Orexin-containing neurons project to practically all brain regions and monoaminergic nuclei, including raphe nuclei (5-HT) locus coeruleus (norepinephrine), and the ventral tegmental area (dopamine) (Peyron et al., 1998, Date et al., 1999, Nambu et al., 1999). Therefore, the activation of orexin-containing neurons leads to the modification of monoaminergic neurons. Thus, the function of monoamine neurotransmitter systems might be altered in narcolepsy. However, to our knowledge, there is little information available on the status of monoaminergic systems or the effects of possible pharmacological agents against narcolepsy in orexin KO mice (Narita et al., 2006). In this study, we found evidence of altered brain monoaminergic neuronal functions, and that psychostimulant-induced behaviors were altered in orexin KO mice compared with WT mice. These results not only provide insight into an aspect of the pathology of narcolepsy, but may also provide a basis for medical treatment.

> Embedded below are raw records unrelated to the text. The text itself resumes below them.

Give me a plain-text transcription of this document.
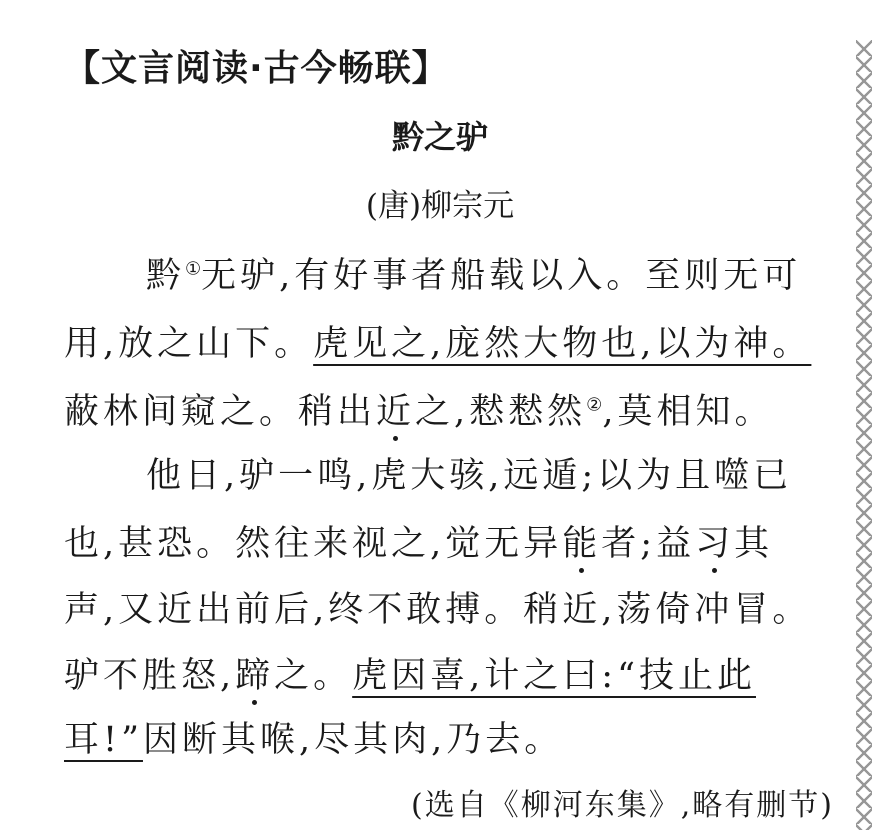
【文言阅读·古今畅联】
黔之驴
(唐)柳宗元
黔①无驴,有好事者船载以入。至则无可
用,放之山下。虎见之,庞然大物也,以为神。
蔽林间窥之。稍出近之,慭慭然②,莫相知。
他日,驴一鸣,虎大骇,远遁;以为且噬已
也,甚恐。然往来视之,觉无异能者;益习其
声,又近出前后,终不敢搏。稍近,荡倚冲冒。
驴不胜怒,蹄之。虎因喜,计之曰:“技止此
耳!”因断其喉,尽其肉,乃去。
(选自《柳河东集》,略有删节)
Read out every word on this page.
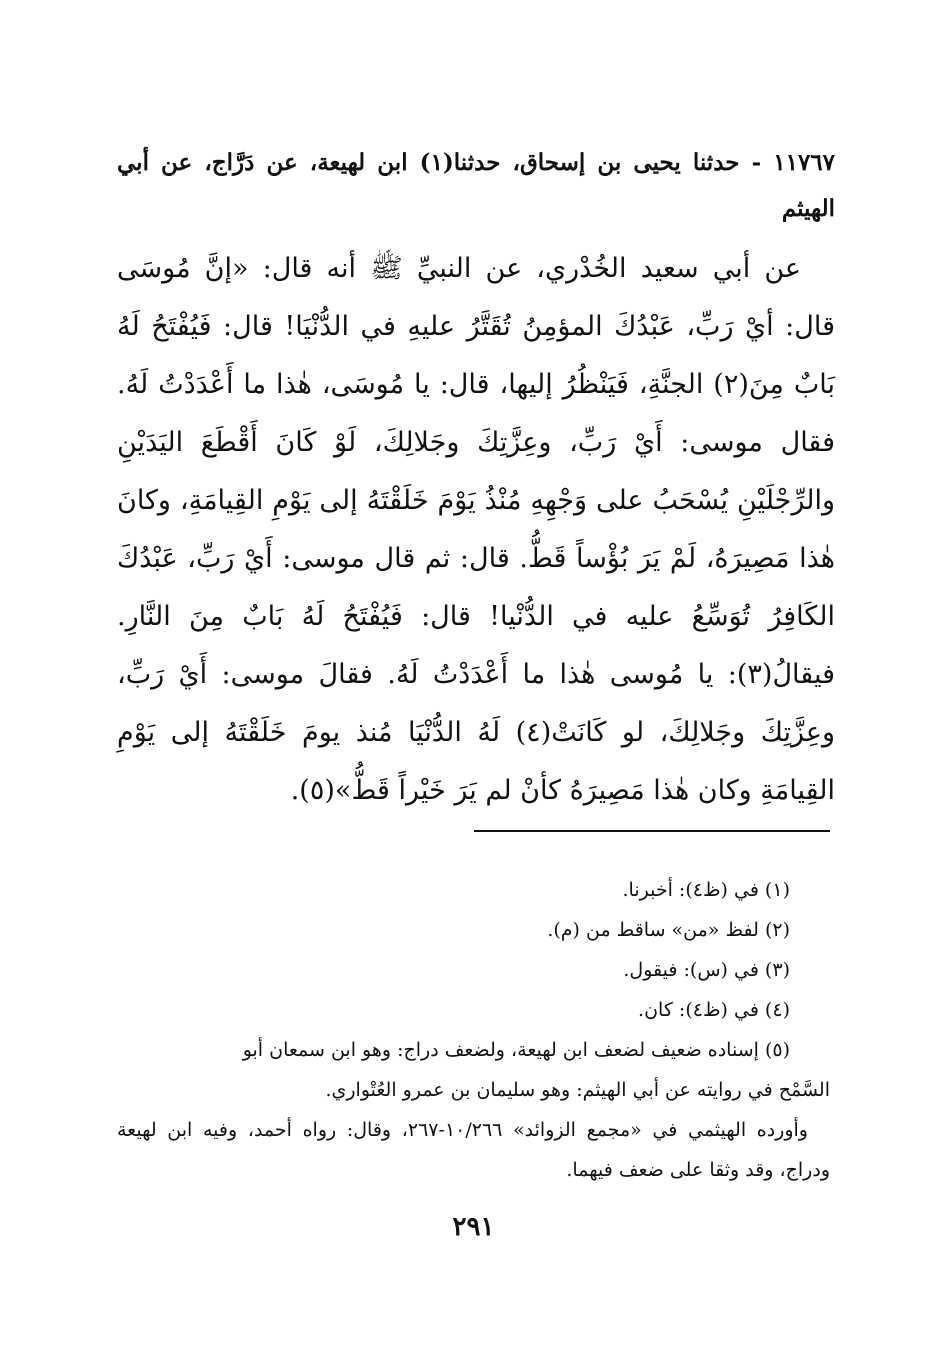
١١٧٦٧ - حدثنا يحيى بن إسحاق، حدثنا(١) ابن لهيعة، عن دَرَّاج، عن أبي الهيثم

عن أبي سعيد الخُدْري، عن النبيِّ ﷺ أنه قال: «إنَّ مُوسَى قال: أيْ رَبِّ، عَبْدُكَ المؤمِنُ تُقَتَّرُ عليهِ في الدُّنْيَا! قال: فَيُفْتَحُ لَهُ بَابٌ مِنَ(٢) الجنَّةِ، فَيَنْظُرُ إليها، قال: يا مُوسَى، هٰذا ما أَعْدَدْتُ لَهُ. فقال موسى: أَيْ رَبِّ، وعِزَّتِكَ وجَلالِكَ، لَوْ كَانَ أَقْطَعَ اليَدَيْنِ والرِّجْلَيْنِ يُسْحَبُ على وَجْهِهِ مُنْذُ يَوْمَ خَلَقْتَهُ إلى يَوْمِ القِيامَةِ، وكانَ هٰذا مَصِيرَهُ، لَمْ يَرَ بُؤْساً قَطُّ. قال: ثم قال موسى: أَيْ رَبِّ، عَبْدُكَ الكَافِرُ تُوَسِّعُ عليه في الدُّنْيا! قال: فَيُفْتَحُ لَهُ بَابٌ مِنَ النَّارِ. فيقالُ(٣): يا مُوسى هٰذا ما أَعْدَدْتُ لَهُ. فقالَ موسى: أَيْ رَبِّ، وعِزَّتِكَ وجَلالِكَ، لو كَانَتْ(٤) لَهُ الدُّنْيَا مُنذ يومَ خَلَقْتَهُ إلى يَوْمِ القِيامَةِ وكان هٰذا مَصِيرَهُ كأنْ لم يَرَ خَيْراً قَطُّ»(٥).

(١) في (ظ٤): أخبرنا.

(٢) لفظ «من» ساقط من (م).

(٣) في (س): فيقول.

(٤) في (ظ٤): كان.

(٥) إسناده ضعيف لضعف ابن لهيعة، ولضعف دراج: وهو ابن سمعان أبو
السَّمْح في روايته عن أبي الهيثم: وهو سليمان بن عمرو العُتْواري.

وأورده الهيثمي في «مجمع الزوائد» ١٠/٢٦٦-٢٦٧، وقال: رواه أحمد، وفيه ابن لهيعة ودراج، وقد وثقا على ضعف فيهما.

٢٩١
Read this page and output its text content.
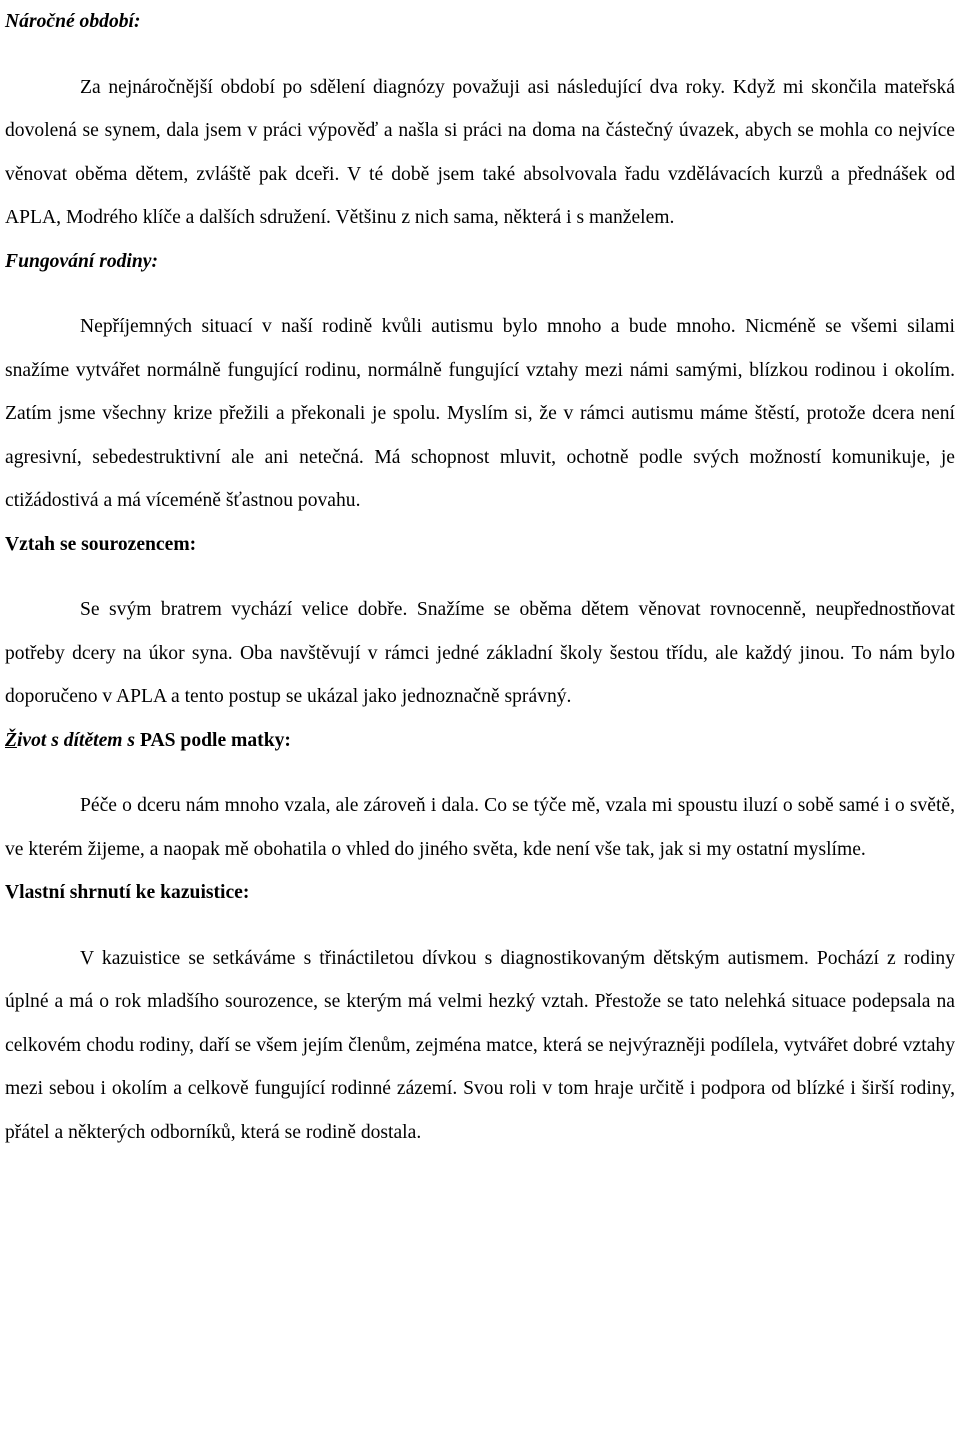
Náročné období:

Za nejnáročnější období po sdělení diagnózy považuji asi následující dva roky. Když mi skončila mateřská dovolená se synem, dala jsem v práci výpověď a našla si práci na doma na částečný úvazek, abych se mohla co nejvíce věnovat oběma dětem, zvláště pak dceři. V té době jsem také absolvovala řadu vzdělávacích kurzů a přednášek od APLA, Modrého klíče a dalších sdružení. Většinu z nich sama, některá i s manželem.

Fungování rodiny:

Nepříjemných situací v naší rodině kvůli autismu bylo mnoho a bude mnoho. Nicméně se všemi silami snažíme vytvářet normálně fungující rodinu, normálně fungující vztahy mezi námi samými, blízkou rodinou i okolím. Zatím jsme všechny krize přežili a překonali je spolu. Myslím si, že v rámci autismu máme štěstí, protože dcera není agresivní, sebedestruktivní ale ani netečná. Má schopnost mluvit, ochotně podle svých možností komunikuje, je ctižádostivá a má víceméně šťastnou povahu.

Vztah se sourozencem:

Se svým bratrem vychází velice dobře. Snažíme se oběma dětem věnovat rovnocenně, neupřednostňovat potřeby dcery na úkor syna. Oba navštěvují v rámci jedné základní školy šestou třídu, ale každý jinou. To nám bylo doporučeno v APLA a tento postup se ukázal jako jednoznačně správný.

Život s dítětem s PAS podle matky:

Péče o dceru nám mnoho vzala, ale zároveň i dala. Co se týče mě, vzala mi spoustu iluzí o sobě samé i o světě, ve kterém žijeme, a naopak mě obohatila o vhled do jiného světa, kde není vše tak, jak si my ostatní myslíme.

Vlastní shrnutí ke kazuistice:

V kazuistice se setkáváme s třináctiletou dívkou s diagnostikovaným dětským autismem. Pochází z rodiny úplné a má o rok mladšího sourozence, se kterým má velmi hezký vztah. Přestože se tato nelehká situace podepsala na celkovém chodu rodiny, daří se všem jejím členům, zejména matce, která se nejvýrazněji podílela, vytvářet dobré vztahy mezi sebou i okolím a celkově fungující rodinné zázemí. Svou roli v tom hraje určitě i podpora od blízké i širší rodiny, přátel a některých odborníků, která se rodině dostala.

The induction of postnatal death in orexin-producing neurons (orexin/ataxin-3 mice) also showed a phenotype that was remarkably similar to that in human narcolepsy (Hara et al., 2001). Human narcolepsy shows metabolic abnormalities, and the metabolic abnormalities (e.g. change in energy homeostasis) in orexin/ataxin-3 mice seem more severe than those in orexin KO mice (Chemelli et al., 1999, Hara et al., 2001). Orexinergic neurons may coexpress other modulatory factors, and these coexpressed modulatory factors were also postnatally ablated in orexin/ataxin-3 mice (Hara et al., 2001). Therefore, it is possible that the phenotype of behaviors induced by monoamine-related compounds in orexin/ataxin-3 mice might differ according to the differential pathophysiological background in orexin deficiency. Therefore, we also compared monoamine-related behaviors in orexin KO mice and orexin/ataxin-3 mice.